Broder: The goal of search engine is to rank quality (static ranking). There are many mechanical tools, age, maintenance, domain reliability, but the problem goes beyond the power of mechanical tools.
Felten: I’m hopeful. All of us make choices about what we believe, and there are lots of people making judgments about what is correct, and if we can aggregate that data, we will have good data about what is trustworthy. Simple statistics on large bodies of data has more power than thought.
Broder: Using large amounts of data is valuable until it is subverted by spammers.
Q:What do you think about Digg.com which is socially promoting news?
Sloan: Digg is a great example of technology nerds who are not well-served by NYT and have created their own scene.
Q: In all the potential futures of search, no one mentioned VoIP. Will VoIP be an element of search in the future with new legal issues?
Broder: VoIP has been around the corner for 15 years. Speech recognition is hard, and speech is poorly formatted, repeating words, saying um. Most multimedia search uses parallel text. VoIP can have a lot of recorded voice (ignoring privacy). Google won machine translation, but it took four days for a paragraph. The statistics require brute force and a large corpus. If Google can handle the data, it will be able to search voice.

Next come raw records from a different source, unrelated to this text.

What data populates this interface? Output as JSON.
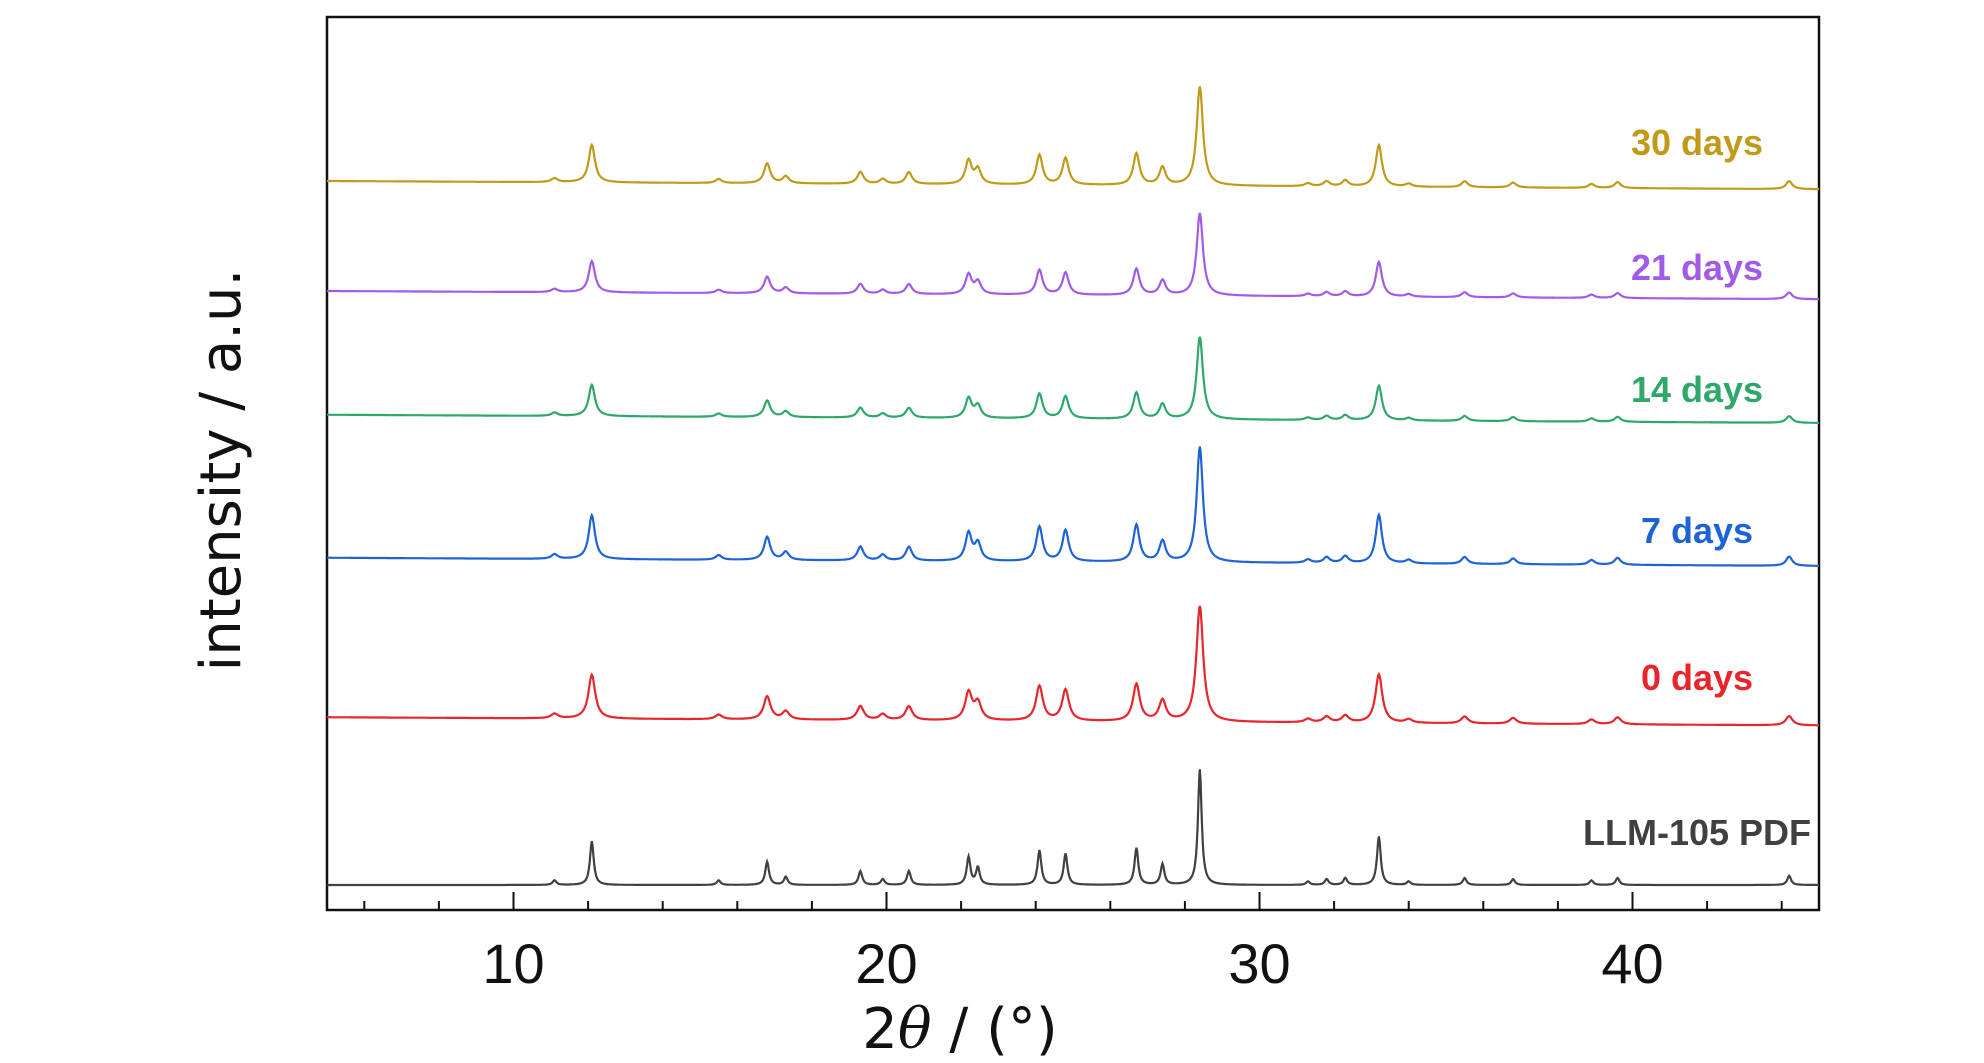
{
  "chart_data": {
    "type": "line",
    "xlabel_prefix": "2",
    "xlabel_theta": "θ",
    "xlabel_suffix": " / (°)",
    "ylabel": "intensity / a.u.",
    "xlim": [
      5,
      45
    ],
    "xticks": [
      "10",
      "20",
      "30",
      "40"
    ],
    "grid": false,
    "peaks": [
      {
        "x": 11.1,
        "h": 0.04
      },
      {
        "x": 12.1,
        "h": 0.38
      },
      {
        "x": 15.5,
        "h": 0.04
      },
      {
        "x": 16.8,
        "h": 0.2
      },
      {
        "x": 17.3,
        "h": 0.07
      },
      {
        "x": 19.3,
        "h": 0.12
      },
      {
        "x": 19.9,
        "h": 0.05
      },
      {
        "x": 20.6,
        "h": 0.12
      },
      {
        "x": 22.2,
        "h": 0.24
      },
      {
        "x": 22.45,
        "h": 0.15
      },
      {
        "x": 24.1,
        "h": 0.3
      },
      {
        "x": 24.8,
        "h": 0.27
      },
      {
        "x": 26.7,
        "h": 0.32
      },
      {
        "x": 27.4,
        "h": 0.18
      },
      {
        "x": 28.4,
        "h": 1.0
      },
      {
        "x": 31.3,
        "h": 0.03
      },
      {
        "x": 31.8,
        "h": 0.05
      },
      {
        "x": 32.3,
        "h": 0.06
      },
      {
        "x": 33.2,
        "h": 0.42
      },
      {
        "x": 34.0,
        "h": 0.03
      },
      {
        "x": 35.5,
        "h": 0.06
      },
      {
        "x": 36.8,
        "h": 0.05
      },
      {
        "x": 38.9,
        "h": 0.04
      },
      {
        "x": 39.6,
        "h": 0.06
      },
      {
        "x": 44.2,
        "h": 0.08
      }
    ],
    "series": [
      {
        "name": "LLM-105 PDF",
        "color": "#404040",
        "baseline": 0.0,
        "tilt": 0.0,
        "scale": 0.42,
        "width": 0.06
      },
      {
        "name": "0 days",
        "color": "#e8252a",
        "baseline": 0.58,
        "tilt": 0.03,
        "scale": 0.42,
        "width": 0.11
      },
      {
        "name": "7 days",
        "color": "#1e63d6",
        "baseline": 1.16,
        "tilt": 0.03,
        "scale": 0.42,
        "width": 0.1
      },
      {
        "name": "14 days",
        "color": "#2ea86a",
        "baseline": 1.68,
        "tilt": 0.03,
        "scale": 0.3,
        "width": 0.1
      },
      {
        "name": "21 days",
        "color": "#a25be8",
        "baseline": 2.13,
        "tilt": 0.03,
        "scale": 0.3,
        "width": 0.1
      },
      {
        "name": "30 days",
        "color": "#c19a1a",
        "baseline": 2.53,
        "tilt": 0.03,
        "scale": 0.36,
        "width": 0.1
      }
    ]
  }
}
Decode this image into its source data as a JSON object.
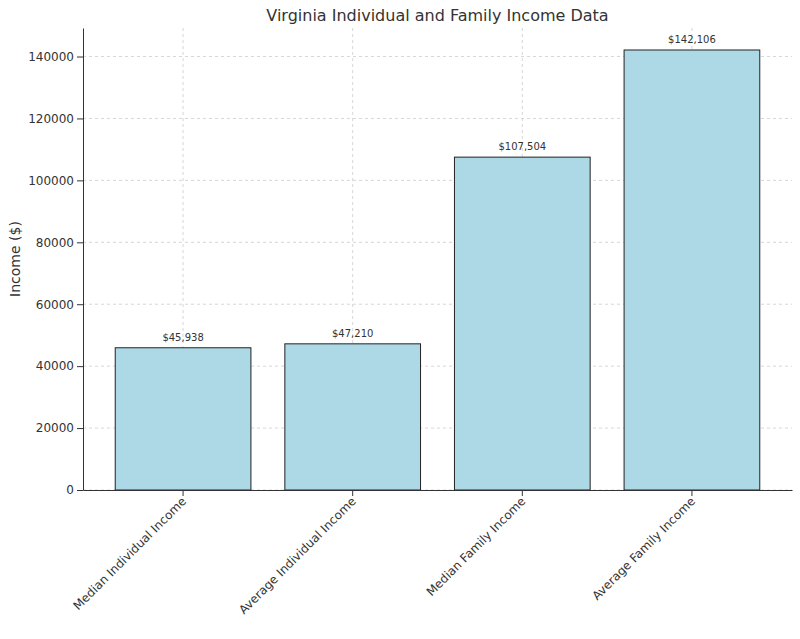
{
  "chart_data": {
    "type": "bar",
    "title": "Virginia Individual and Family Income Data",
    "y_label": "Income ($)",
    "categories": [
      "Median Individual Income",
      "Average Individual Income",
      "Median Family Income",
      "Average Family Income"
    ],
    "values": [
      45938,
      47210,
      107504,
      142106
    ],
    "value_labels": [
      "$45,938",
      "$47,210",
      "$107,504",
      "$142,106"
    ],
    "data_labels": true,
    "color": "#add8e6",
    "ylim": [
      0,
      149211
    ],
    "yticks": [
      0,
      20000,
      40000,
      60000,
      80000,
      100000,
      120000,
      140000
    ],
    "grid": true
  }
}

Q (Bill McGeveran): Putting law aside, what do you see the possibility of push-back from users (my TiVo thinks I’m gay) from personalized search?
Caul: Some people have no problems with the Gmail ads, some are troubled by it, so it’s hard to predict.
Broder: Hard to know what consumers find acceptable. Improving your results by remembering recent searches is probably acceptable, but long-term records might be distressing. The Amazon recommendation system shows you books you would like, and probably uses very sophisticated software, but they offer a very simple explanation that Book A means you want Book B.
Q: What impact will it have when Google indexes all the legal books that competes with Lexis?
Arnold: The issue of scanning books is over. Yahoo jumped in and libraries have committed to scan. The debate is over and the books are already available. The impact is on information producers and the outcome is not certain.
Bechtold: I am skeptical about the battle of commercial databases. They have structured information with rich tools that search engines do not. Governments are putting statutes and court decisions online, so lawyers can use Google more which is problematic for quality control and for Lexis.
Q: Competition is driving search engines to keep adding kinds of media (video). Will there be types of information that will lack demand?
Sloan: Who can do a better job of adding buckets that weren’t there before: videos, books…. There is stuff that should be indexed and isn’t on the web, but it lacks ad revenue. I dream search engines will have the idealism of journalists, the double mission of society and economics.
Arnold: One of our best commercial database customers is Yale. The producers are under financial pressure, Lexis is in the hole, so they raised the rates. West will add other features and minimize operational costs. The infrastructure is expensive, and if a commercial database can keep costs low they survive, but if not (amazon, Thomson) they will be destroyed. NIH funded Medline because the government bails out failing databases. The technology must have the correct scale. The long-term outlook is not good because the databases have not grown at all.